Ida will be a tropical storm nearing the border of Mississippi by Monday morning.
On Saturday morning Ida crossed over western Cuba and entered the southern Gulf of Mexico, where it is expected to begin rapid intensification as it careens toward the Louisiana coast, according to the National Hurricane Center.
New Orleans Mayor LaToya Cantrell warned in a press conference Saturday, “If you’re going to leave, you need to do that now” or shelter in place.
She told locals to brace for damaging wind, heavy rain and tornadoes, saying, “I’m told that the storm in no way will be weakening.”
Collin Arnold, the city’s emergency preparedness director, urged people to be ready to shelter in place by midnight tonight if they intend to stay and ride out the storm and that extended power loss “is almost certain.”
At least 260 National Guard members will be on the ground in New Orleans by this evening, Lt. Col. Kenneth Baillie said Saturday.
Officials warned that Louisiana is much more prepared for Ida than it was for Katrina in 2005. Cantrell said she is “very confident” in a levee protection system that wasn’t in place back then.
Mandatory evacuations, for areas outside the levees, were ordered south of New Orleans, effective 3 p.m. local time Friday.
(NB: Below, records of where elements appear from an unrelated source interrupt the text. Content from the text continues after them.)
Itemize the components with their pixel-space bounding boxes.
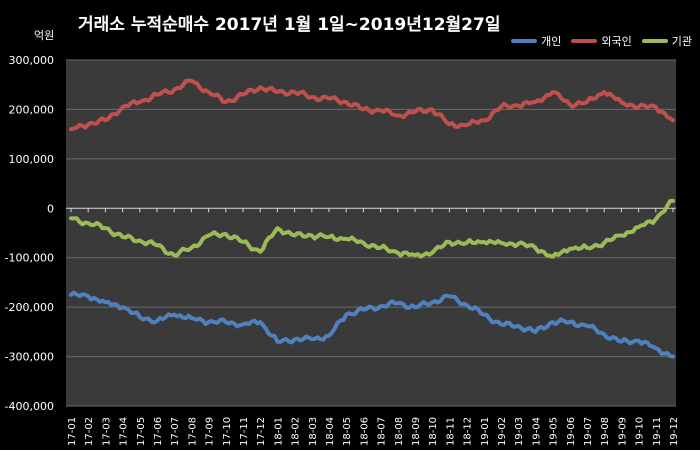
x-tick-label: 19-02 xyxy=(497,417,508,446)
chart-title: 거래소 누적순매수 2017년 1월 1일~2019년12월27일 xyxy=(78,15,501,35)
x-tick-label: 19-01 xyxy=(480,417,491,446)
legend: 개인 외국인 기관 xyxy=(511,33,692,49)
x-tick-label: 17-05 xyxy=(136,417,147,446)
x-tick-label: 18-03 xyxy=(308,417,319,446)
x-tick-label: 18-05 xyxy=(342,417,353,446)
x-tick-label: 19-10 xyxy=(635,417,646,446)
legend-swatch-기관 xyxy=(641,39,668,43)
x-tick-label: 18-08 xyxy=(394,417,405,446)
x-tick-label: 17-12 xyxy=(256,417,267,446)
y-tick-label: -400,000 xyxy=(5,400,54,413)
x-tick-label: 17-07 xyxy=(170,417,181,446)
x-tick-label: 18-11 xyxy=(445,417,456,446)
legend-label-외국인: 외국인 xyxy=(601,35,632,48)
y-tick-label: -100,000 xyxy=(5,252,54,265)
x-tick-label: 19-05 xyxy=(549,417,560,446)
x-tick-label: 18-01 xyxy=(273,417,284,446)
series-line-외국인 xyxy=(69,78,675,132)
x-tick-label: 17-02 xyxy=(84,417,95,446)
legend-swatch-외국인 xyxy=(571,39,598,43)
y-tick-label: -200,000 xyxy=(5,301,54,314)
x-tick-label: 18-02 xyxy=(291,417,302,446)
series-line-개인 xyxy=(69,290,675,359)
x-tick-label: 18-04 xyxy=(325,417,336,446)
x-tick-label: 19-07 xyxy=(583,417,594,446)
x-tick-label: 19-03 xyxy=(514,417,525,446)
legend-label-개인: 개인 xyxy=(541,35,562,48)
legend-label-기관: 기관 xyxy=(671,35,692,48)
x-tick-label: 18-10 xyxy=(428,417,439,446)
y-tick-label: -300,000 xyxy=(5,351,54,364)
x-tick-label: 18-12 xyxy=(463,417,474,446)
x-tick-label: 19-12 xyxy=(669,417,680,446)
y-tick-label: 300,000 xyxy=(9,54,55,67)
y-axis-unit: 억원 xyxy=(34,29,55,42)
y-tick-label: 0 xyxy=(47,202,54,215)
x-tick-label: 18-09 xyxy=(411,417,422,446)
x-tick-label: 17-06 xyxy=(153,417,164,446)
x-tick-label: 19-04 xyxy=(531,417,542,446)
legend-swatch-개인 xyxy=(511,39,538,43)
x-tick-label: 19-11 xyxy=(652,417,663,446)
legend-item-기관: 기관 xyxy=(641,33,692,49)
plot-area xyxy=(66,60,676,406)
y-tick-label: 100,000 xyxy=(9,153,55,166)
x-tick-label: 17-11 xyxy=(239,417,250,446)
x-tick-label: 18-06 xyxy=(359,417,370,446)
x-tick-label: 17-04 xyxy=(119,417,130,446)
x-tick-label: 19-08 xyxy=(600,417,611,446)
series-line-기관 xyxy=(69,198,675,259)
x-tick-label: 18-07 xyxy=(377,417,388,446)
x-tick-label: 19-06 xyxy=(566,417,577,446)
legend-item-개인: 개인 xyxy=(511,33,561,49)
x-tick-label: 17-08 xyxy=(187,417,198,446)
x-tick-label: 17-01 xyxy=(67,417,78,446)
x-tick-label: 17-09 xyxy=(205,417,216,446)
x-tick-label: 17-10 xyxy=(222,417,233,446)
x-tick-label: 19-09 xyxy=(617,417,628,446)
x-tick-label: 17-03 xyxy=(101,417,112,446)
y-tick-label: 200,000 xyxy=(9,103,55,116)
legend-item-외국인: 외국인 xyxy=(571,33,632,49)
In the rest of the parish, evacuations are voluntary.
“We’re not calling for a mandatory evacuation, because the time simply is not on our side,” Cantrell said Friday. “We do not want to have people on the road, and therefore in greater danger, because of the lack of time.”
Ida is forecast to reach major hurricane status and close in on the Louisiana coastline Sunday morning, making landfall between 5 and 11 p.m. By early Monday morning, Ida will rapidly weaken and move inland; however, much of Louisiana will still experience strong winds.
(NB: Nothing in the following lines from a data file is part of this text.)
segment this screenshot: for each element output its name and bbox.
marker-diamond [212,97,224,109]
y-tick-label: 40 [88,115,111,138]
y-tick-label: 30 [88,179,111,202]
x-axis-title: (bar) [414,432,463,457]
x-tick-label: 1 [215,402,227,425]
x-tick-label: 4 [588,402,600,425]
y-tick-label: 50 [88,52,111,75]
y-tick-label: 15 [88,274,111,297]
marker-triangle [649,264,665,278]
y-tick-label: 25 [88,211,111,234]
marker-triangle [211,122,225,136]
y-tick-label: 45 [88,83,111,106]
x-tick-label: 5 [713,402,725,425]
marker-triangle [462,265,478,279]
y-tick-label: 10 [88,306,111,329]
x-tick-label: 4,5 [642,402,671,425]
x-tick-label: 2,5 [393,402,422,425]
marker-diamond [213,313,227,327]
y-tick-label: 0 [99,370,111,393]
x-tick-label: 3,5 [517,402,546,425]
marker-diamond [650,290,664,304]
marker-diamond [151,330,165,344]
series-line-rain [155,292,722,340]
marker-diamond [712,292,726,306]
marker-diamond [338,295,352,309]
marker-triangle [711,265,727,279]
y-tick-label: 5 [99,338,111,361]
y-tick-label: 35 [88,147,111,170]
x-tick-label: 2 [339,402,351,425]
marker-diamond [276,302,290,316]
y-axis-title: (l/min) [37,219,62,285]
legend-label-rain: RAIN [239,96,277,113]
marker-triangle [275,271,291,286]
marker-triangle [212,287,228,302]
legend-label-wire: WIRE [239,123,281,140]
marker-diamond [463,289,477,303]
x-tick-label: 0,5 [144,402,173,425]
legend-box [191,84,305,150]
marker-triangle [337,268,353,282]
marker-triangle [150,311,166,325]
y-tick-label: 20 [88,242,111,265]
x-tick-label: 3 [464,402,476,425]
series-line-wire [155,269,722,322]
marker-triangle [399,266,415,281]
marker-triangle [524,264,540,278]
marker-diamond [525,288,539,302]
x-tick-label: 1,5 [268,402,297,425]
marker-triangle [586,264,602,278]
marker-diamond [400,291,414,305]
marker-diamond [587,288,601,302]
Louisiana Gov. John Bel Edwards said people who are evacuating should get to their destinations by Saturday evening.
“This could be a life-altering storm if you’re not prepared,” Edwards said at a Friday press conference.
“We need to take this storm very seriously. Now is not the time for jokes, for playing around,” Cantrell said. “We need to take it seriously, we need to reach out to our neighbors, our family members and our friends.”
Storm surge could reach 15 feet along parts of the Louisiana/Mississippi coastline and 6 feet on Lake Pontchartrain in New Orleans.
A storm surge watch is in effect along parts of the northern Gulf Coast, from Sabine Pass, Louisiana, through New Orleans to the Alabama-Florida border.
The dangerous storm surge will be exacerbated by extreme rainfall. Much of Louisiana and Mississippi could get 6 inches of rain, while parts of southeast Louisiana and the Mississippi could get 10 to 20 inches. Flash flooding is also possible through early next week.
Some COVID-19 testing and vaccine sites are closing early Friday due to the storm, the Louisiana Department of Health said.
The high number of COVID-19 patients in Louisiana also means the state will not be able to evacuate hospitals, the governor said. Cantrell also said New Orleans hospitals were not being evacuated at this time.
“We’ve been talking to hospitals about making all the preparations possible to make sure that their generators are working, that they have way more water on hand than normal,” Edwards said.
Health officials are asking people to avoid emergency departments throughout the storm if possible.
Hurricane warnings and states of emergency have been declared in New Orleans and Louisiana.
Ida should weaken to a tropical storm by Monday, but it’s forecast to move inland across Louisiana, with more potentially devastating downpours. About 20 inches of rain are expected, which means extreme floods are possible.
President Joe Biden has approved an emergency declaration for Louisiana.
Biden is “closely tracking” the developments and will host a call with the Federal Emergency Management Agency administrator and governors of Louisiana, Alabama and Mississippi to discuss preparations, press secretary Jen Psaki said Friday.
The administration, Psaki added, also is working to free up hospital beds and pre-position resources, in addition to sending a search-response team, 50 FEMA paramedics and 47 FEMA ambulances to assist with care.
-ABC News’ Will McDuffie contributed to this report.